As I said above, I think the two most useful interfaces in an escrow ERC would be
- the process of conditionally promising a future on-chain action
- the conditions for such promises
and that these two should be specified as little as possible while still enabling composability between the two. IArbiter or IACPHooks at the evaluation step addresses 2., but 1. is harder to specify, especially without overspecifying and precluding potentially useful behaviors.
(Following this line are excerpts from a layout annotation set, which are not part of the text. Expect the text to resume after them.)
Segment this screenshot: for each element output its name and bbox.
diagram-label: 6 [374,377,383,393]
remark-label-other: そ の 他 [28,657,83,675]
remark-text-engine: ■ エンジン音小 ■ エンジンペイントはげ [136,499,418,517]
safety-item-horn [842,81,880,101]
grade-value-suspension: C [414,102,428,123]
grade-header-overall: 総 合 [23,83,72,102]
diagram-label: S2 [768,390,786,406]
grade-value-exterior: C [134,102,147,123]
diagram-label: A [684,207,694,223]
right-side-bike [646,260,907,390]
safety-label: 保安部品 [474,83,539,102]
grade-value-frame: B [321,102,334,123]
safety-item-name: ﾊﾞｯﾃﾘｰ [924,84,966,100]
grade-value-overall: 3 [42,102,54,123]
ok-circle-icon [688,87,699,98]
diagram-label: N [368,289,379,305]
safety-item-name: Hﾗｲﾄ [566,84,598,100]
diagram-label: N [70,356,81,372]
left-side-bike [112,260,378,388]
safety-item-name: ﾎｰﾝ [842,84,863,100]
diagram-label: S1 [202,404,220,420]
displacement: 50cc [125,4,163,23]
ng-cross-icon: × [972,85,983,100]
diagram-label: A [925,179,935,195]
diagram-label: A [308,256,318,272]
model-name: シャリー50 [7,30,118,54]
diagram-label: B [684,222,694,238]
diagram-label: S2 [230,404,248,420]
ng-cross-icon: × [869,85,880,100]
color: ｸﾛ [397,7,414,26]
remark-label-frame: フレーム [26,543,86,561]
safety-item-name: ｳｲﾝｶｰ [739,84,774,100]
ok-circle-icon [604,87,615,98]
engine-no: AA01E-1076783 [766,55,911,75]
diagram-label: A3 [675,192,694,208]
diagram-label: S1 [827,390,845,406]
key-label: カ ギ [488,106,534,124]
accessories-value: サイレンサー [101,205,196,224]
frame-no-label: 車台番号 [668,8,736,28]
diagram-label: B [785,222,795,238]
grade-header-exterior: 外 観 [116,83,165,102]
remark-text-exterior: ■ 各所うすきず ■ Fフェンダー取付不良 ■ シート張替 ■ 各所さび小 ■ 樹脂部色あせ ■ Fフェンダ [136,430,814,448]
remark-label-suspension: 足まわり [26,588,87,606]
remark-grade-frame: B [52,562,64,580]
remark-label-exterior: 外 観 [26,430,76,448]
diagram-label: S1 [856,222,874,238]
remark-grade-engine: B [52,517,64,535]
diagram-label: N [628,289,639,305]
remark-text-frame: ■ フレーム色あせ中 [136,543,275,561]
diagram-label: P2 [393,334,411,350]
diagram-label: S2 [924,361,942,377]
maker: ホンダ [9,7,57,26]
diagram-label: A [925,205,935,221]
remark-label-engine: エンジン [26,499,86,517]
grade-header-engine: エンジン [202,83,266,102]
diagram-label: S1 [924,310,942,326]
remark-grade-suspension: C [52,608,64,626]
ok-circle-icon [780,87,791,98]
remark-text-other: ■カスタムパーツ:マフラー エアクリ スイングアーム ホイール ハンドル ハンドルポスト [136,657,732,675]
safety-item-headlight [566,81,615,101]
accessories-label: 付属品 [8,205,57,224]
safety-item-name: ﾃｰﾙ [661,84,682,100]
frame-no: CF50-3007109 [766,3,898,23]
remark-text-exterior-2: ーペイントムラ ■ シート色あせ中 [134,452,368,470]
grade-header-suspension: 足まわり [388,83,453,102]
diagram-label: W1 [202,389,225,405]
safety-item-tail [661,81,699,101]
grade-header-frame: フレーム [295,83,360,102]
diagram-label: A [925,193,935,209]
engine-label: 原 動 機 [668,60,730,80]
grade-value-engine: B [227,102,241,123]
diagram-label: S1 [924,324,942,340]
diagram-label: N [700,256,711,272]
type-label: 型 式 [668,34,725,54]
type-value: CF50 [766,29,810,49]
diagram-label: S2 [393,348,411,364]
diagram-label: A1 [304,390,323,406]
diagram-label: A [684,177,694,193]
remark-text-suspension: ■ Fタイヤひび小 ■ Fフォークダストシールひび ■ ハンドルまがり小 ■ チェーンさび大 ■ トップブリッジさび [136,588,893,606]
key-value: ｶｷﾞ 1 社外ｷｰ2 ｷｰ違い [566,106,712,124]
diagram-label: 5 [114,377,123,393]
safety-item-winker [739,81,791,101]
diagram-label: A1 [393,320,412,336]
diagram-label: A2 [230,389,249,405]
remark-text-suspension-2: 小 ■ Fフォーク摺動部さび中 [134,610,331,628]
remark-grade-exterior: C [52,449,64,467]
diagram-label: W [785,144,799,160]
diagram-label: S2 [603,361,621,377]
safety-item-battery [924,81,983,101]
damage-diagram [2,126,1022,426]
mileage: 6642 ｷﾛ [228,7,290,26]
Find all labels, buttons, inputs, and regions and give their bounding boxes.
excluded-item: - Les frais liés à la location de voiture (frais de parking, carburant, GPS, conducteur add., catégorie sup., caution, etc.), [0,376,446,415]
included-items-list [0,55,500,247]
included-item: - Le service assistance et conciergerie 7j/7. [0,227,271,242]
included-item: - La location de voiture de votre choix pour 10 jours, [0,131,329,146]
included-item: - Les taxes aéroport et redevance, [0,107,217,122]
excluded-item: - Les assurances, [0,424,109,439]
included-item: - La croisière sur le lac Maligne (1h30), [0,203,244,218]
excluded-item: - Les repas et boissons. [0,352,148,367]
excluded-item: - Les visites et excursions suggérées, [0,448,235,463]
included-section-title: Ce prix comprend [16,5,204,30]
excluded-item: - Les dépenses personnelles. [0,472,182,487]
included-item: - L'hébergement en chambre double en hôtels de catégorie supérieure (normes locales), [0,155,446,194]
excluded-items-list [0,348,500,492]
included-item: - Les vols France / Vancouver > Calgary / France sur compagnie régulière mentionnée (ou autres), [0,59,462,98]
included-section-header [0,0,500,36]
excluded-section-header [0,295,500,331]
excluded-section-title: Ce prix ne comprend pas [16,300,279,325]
Alkahest has the abstract contracts BaseEscrowObligation and BaseEscrowObligationTierable, which define the virtual functions
// Called when escrow is created
function _lockEscrow(bytes memory data, address from) internal virtual;
// Called when escrow is collected (after successful fulfillment check)
function _releaseEscrow(
bytes memory escrowData,
address to,
bytes32 fulfillmentUid
) internal virtual returns (bytes memory result);
// Called when escrow expires and is reclaimed
function _returnEscrow(bytes memory data, address to) internal virtual;
// Extract arbiter and demand from encoded data
function extractArbiterAndDemand(
bytes memory data
) public pure virtual returns (address arbiter, bytes memory demand);
but there are difficult decisions in what the shared behavior of escrow contracts should be (we publish 2 variants, but they aren’t exhaustive).
Possibly, escrow contract behavior isn’t useful to standardize into an interface at all. Alkahest’s final contracts have wrappers around the generic bytes-parameter escrow functions which accept more specific data types, and we’ve never encountered a case so far where the generic “raw” version has been needed by consumers over these wrappers. The extractArbiterAndDemand function is useful though, since in this architecture escrows are associated with some demand data, and it’s useful to be able to generically extract this from escrows.
Standardizing just the arbitration interface and some aspects of the escrow data format would be enough for many different escrow processes to share and compose arbitration mechanisms, which I think is the main potential of interoperability for escrow. I’m curious whether you see interoperability scenarios that require more lifecycle standardization than that.